Iran war energy crisis is a renewable energy wake-up call

The Iran war is exposing how much the global economy still depends on fragile fossil fuel supplies. The conflict has virtually choked off the Strait of Hormuz, a vital shipping lane for a fifth of the world’s oil and liquefied natural gas. That's shaking up markets and pushing prices higher. Countries reliant on imported fossil fuels — from wealthy industrial economies to poorer developing nations — are facing major disruptions that can quickly ripple through utility bills, food prices, transport costs and electrical grids. Analysts say the crisis is a stark reminder that energy security is not just about stockpiles and shipping, but also about the lagging transition to renewable energy.

AP News

See a wider perspective on how energy sources shape geopolitics: "The pivot" by Charlie Stross https://news.ycombinator.com/item?id=45621074.

And yes, solar energy is not only greener (less CO2, less PM2.5), but also frees us from dependency on other countries. The future can be less centralized.

Some countries (Russia included) will lose their bargaining chip. Other countries (USA included) will lose the incentive to 'democratize' the Middle East.

The pivot | Hacker News

>but also frees us from dependency on other countries

It does not. It moves the dependency to the manufacturing source of the panels. That is China. No thanks.

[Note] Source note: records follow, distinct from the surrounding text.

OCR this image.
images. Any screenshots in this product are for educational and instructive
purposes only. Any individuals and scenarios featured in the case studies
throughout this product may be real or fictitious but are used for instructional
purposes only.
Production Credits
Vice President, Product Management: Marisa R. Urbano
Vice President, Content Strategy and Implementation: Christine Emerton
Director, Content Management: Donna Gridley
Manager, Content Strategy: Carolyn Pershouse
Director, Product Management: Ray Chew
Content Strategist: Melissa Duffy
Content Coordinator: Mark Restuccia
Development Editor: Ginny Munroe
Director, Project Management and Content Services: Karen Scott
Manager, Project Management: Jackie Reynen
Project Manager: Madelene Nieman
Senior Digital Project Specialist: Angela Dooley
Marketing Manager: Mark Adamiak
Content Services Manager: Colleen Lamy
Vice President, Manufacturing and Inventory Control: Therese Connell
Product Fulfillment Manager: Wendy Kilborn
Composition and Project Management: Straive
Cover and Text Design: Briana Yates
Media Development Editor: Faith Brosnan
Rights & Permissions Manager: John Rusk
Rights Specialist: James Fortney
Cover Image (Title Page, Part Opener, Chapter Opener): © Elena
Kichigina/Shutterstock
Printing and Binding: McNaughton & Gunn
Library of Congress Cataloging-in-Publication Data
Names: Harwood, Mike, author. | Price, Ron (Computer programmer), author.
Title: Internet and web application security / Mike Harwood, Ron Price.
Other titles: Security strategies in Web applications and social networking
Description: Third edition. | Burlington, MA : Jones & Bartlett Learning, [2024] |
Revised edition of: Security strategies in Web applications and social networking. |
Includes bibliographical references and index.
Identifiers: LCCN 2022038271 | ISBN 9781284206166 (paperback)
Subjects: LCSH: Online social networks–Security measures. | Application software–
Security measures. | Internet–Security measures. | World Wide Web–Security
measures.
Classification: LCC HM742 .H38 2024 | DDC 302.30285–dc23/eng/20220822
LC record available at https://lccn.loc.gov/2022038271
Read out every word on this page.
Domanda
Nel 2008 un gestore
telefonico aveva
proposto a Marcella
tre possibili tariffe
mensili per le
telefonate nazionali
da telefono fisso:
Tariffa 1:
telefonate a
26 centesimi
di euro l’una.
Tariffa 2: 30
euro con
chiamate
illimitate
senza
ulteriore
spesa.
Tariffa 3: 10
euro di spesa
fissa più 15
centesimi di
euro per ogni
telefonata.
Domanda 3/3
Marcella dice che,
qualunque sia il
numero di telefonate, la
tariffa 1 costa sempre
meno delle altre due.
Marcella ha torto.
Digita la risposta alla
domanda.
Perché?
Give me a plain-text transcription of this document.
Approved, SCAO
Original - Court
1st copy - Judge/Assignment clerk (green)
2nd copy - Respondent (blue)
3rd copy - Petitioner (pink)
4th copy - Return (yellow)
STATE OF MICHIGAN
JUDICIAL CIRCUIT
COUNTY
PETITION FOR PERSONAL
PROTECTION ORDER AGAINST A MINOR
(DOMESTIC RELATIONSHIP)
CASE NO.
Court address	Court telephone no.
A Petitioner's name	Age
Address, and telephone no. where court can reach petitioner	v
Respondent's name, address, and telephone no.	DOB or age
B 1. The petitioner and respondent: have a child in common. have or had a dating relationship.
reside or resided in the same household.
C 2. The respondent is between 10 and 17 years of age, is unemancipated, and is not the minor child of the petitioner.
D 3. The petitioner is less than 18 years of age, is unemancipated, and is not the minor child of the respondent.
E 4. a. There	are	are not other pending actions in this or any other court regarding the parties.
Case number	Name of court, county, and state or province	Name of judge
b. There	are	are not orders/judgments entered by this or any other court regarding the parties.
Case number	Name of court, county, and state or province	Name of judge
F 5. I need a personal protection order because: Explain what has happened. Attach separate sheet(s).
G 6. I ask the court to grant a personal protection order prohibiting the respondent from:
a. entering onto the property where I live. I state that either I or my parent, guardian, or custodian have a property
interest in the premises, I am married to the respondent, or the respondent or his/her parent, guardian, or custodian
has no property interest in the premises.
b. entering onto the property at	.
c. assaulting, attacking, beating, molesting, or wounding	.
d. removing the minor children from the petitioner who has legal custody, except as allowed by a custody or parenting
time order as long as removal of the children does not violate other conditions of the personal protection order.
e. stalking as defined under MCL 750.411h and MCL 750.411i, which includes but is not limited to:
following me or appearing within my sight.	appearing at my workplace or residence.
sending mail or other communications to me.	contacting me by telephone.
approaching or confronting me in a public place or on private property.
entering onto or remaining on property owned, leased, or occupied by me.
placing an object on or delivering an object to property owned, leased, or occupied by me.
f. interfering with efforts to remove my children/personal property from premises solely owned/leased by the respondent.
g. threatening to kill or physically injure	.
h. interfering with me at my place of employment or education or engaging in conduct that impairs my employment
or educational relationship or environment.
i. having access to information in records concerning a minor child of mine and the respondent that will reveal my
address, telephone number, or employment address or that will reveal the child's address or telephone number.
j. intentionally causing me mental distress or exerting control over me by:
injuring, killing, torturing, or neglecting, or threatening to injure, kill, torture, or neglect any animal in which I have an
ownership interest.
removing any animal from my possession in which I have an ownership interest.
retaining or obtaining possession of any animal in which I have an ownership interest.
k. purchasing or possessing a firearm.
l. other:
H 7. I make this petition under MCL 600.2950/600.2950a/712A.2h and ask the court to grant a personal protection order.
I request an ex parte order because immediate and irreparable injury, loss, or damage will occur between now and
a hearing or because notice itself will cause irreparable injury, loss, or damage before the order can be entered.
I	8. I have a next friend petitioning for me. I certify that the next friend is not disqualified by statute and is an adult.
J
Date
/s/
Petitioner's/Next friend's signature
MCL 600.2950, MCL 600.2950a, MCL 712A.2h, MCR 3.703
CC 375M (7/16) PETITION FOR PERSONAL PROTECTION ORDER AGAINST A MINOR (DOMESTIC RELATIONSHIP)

Can we please just build more reactors? The insistence on solar is becoming a cargo cult (thanks, Elon Musk).

China can't stop you from using solar panels you've already installed and you could manufacture new ones somewhere else.

Solar actually makes a lot of sense for a significant fraction of the grid. It's specifically excellent for electrifying transportation, because most cars are stationary at an office park during the majority of sunlight hours. Install chargers there and you solve the problem of people in apartments not having them at home and you don't have to worry about the intermittency because you're literally using it to charge batteries. Solar is cheaper at the cost of intermittency, so for the things where intermittency doesn't really matter it makes obvious sense.

When it sucks is when you need reliable power in winter at night. Which is what nuclear is good at. But then... you can use both, each one for the thing it's better at.

This is gas brain thinking.

Solar panels are not gas. You don't burn them to make energy.

There is no dependency on solar panel manufacturers. Once you install a panel it's going to make electricity for the next 25 years. At least. After that you can recycle it and use it another 25 years.

Reactors on the other hand require fuel that is consumed. Unless you can mine it yourself, you're just trading an oil dependency for a uranium dependency.